Le suicide est, en Orient, un cas exceptionnel. En Occident, il ne s’agit pas seulement d’un cas particulier mais bien d’un phénomène social. Ce n’est pas quelque chose qui arrive mais bien un fait. Ainsi, le taux de suicide augmente chaque jour un peu plus en fonction du niveau de développement : il est ainsi plus faible en Espagne, pays moins développé par rapport aux autres pays européens – et il grimpe dramatiquement dans les pays du nord pour atteindre ses proportions les plus élevées en Amérique du Nord. On peut constater la même distribution au sein d’un même pays, entre la ville et la campagne et au sein de la ville, entre les quartiers riches et les quartiers pauvres, et même au sein d’un même groupe social, entre les croyants et les athées, parce que les gens sont seuls et qu’ils souffrent de la vacuité, ainsi que le dit le poète Ahmed Chamlo :

« Les montagnes, ensemble, forment une chaîne, … mais chacune d’elles vit seule ».
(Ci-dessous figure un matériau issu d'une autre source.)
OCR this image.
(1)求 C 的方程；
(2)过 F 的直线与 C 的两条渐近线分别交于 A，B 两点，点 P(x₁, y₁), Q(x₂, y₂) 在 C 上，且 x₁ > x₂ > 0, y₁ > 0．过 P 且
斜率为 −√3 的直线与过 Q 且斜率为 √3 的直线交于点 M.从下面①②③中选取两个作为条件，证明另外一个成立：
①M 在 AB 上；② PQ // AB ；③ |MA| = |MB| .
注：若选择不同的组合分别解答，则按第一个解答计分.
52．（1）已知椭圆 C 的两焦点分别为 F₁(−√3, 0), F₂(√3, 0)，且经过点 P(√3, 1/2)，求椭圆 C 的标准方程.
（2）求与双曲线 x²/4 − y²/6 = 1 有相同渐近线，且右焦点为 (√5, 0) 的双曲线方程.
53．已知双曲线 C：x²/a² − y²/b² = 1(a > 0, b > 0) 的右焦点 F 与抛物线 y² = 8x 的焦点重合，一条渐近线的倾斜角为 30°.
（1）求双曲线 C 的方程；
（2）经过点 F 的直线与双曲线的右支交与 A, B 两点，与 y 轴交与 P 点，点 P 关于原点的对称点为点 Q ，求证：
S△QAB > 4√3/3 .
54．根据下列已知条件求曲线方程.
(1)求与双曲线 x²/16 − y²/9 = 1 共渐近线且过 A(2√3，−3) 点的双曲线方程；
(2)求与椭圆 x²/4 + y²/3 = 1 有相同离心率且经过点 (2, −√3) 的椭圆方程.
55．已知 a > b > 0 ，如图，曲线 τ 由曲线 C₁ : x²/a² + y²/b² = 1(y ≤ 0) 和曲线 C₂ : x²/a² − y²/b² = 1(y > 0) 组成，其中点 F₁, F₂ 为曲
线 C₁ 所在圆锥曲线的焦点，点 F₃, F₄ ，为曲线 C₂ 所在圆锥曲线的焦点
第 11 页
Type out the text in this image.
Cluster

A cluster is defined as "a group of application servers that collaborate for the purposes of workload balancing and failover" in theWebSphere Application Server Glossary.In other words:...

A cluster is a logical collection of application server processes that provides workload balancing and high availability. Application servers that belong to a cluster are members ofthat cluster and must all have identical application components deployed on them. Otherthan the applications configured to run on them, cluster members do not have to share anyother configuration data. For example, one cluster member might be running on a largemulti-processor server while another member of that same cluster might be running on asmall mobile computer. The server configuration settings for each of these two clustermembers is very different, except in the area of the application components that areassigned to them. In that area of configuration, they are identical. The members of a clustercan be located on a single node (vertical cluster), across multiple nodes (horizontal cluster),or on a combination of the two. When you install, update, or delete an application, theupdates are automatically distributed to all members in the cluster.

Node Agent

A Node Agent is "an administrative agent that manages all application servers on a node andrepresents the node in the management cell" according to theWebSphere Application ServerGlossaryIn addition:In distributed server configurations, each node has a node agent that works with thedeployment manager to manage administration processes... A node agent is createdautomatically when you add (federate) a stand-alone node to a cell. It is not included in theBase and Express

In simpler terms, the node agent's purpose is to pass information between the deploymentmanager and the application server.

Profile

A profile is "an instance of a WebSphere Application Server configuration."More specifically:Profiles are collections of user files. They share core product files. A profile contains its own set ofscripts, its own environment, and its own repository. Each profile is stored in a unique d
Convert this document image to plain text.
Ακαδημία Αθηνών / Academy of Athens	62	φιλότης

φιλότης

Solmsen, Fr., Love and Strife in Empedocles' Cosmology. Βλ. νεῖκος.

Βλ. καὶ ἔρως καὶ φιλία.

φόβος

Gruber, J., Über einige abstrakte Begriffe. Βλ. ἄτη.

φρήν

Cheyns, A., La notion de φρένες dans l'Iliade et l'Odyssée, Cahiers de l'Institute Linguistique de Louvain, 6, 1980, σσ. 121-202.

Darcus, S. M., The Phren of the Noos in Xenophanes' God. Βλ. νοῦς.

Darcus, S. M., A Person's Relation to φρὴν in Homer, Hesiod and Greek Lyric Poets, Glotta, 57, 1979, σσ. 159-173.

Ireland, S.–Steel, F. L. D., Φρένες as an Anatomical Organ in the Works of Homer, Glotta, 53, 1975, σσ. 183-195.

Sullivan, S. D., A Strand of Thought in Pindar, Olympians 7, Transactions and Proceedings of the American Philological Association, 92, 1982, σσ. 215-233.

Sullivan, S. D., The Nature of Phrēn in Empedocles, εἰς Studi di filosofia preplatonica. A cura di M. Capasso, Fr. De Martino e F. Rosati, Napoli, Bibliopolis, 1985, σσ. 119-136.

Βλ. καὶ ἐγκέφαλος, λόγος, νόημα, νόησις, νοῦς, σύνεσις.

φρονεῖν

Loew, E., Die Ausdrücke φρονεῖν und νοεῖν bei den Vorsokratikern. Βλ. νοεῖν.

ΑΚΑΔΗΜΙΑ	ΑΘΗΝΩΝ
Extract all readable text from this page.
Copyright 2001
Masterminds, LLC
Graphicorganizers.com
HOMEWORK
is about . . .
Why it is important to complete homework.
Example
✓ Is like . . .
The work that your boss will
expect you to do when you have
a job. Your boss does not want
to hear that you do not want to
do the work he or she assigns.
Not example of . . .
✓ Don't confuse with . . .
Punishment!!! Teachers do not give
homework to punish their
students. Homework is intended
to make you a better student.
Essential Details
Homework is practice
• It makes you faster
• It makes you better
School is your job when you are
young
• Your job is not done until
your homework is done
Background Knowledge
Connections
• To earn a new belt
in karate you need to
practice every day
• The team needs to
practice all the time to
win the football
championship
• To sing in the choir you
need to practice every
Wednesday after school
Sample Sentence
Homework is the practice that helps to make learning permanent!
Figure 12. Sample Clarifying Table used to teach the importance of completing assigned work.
La religion établit des liens entre les personnes et génère un esprit commun entre les fidèles. Elle relie aussi chaque personne à son Dieu. Par le passé, la personne était ainsi reliée par des centaines de relations avec les proches, les gens de sa famille, ses connaissances et son peuple. L’indépendance économique s’est produite et les gens ont senti qu’ils n’avaient plus besoin les uns des autres. C’est la société elle-même qui a remplacé la famille, le voisin, les parents, les enfants, les amis et les proches dans la défense de l’individu. C’est elle qui lui assuré tous ses besoins matériels et moraux. La maturité réflexive et logique s’attaque aussi à tous ces liens spirituels et religieux traditionnels. La pensée logique et calculatrice, l’esprit matérialiste et la tendance au bien-être détruisent ces relations spirituelles. L’individu acquiert son indépendance, il devient égoïste et se passe bien des autres. C’est à ce moment-là qu’il bascule dans la solitude. Les autres sont devenus aussi comme lui. Lorsqu’ils se passent de lui, ils se coupent de lui. Les gens ne viennent plus le voir que par intérêt. La personne s’isole alors dans son île déserte et se trouve en proie aux tentations de suicide, le compagnon éternel de la solitude.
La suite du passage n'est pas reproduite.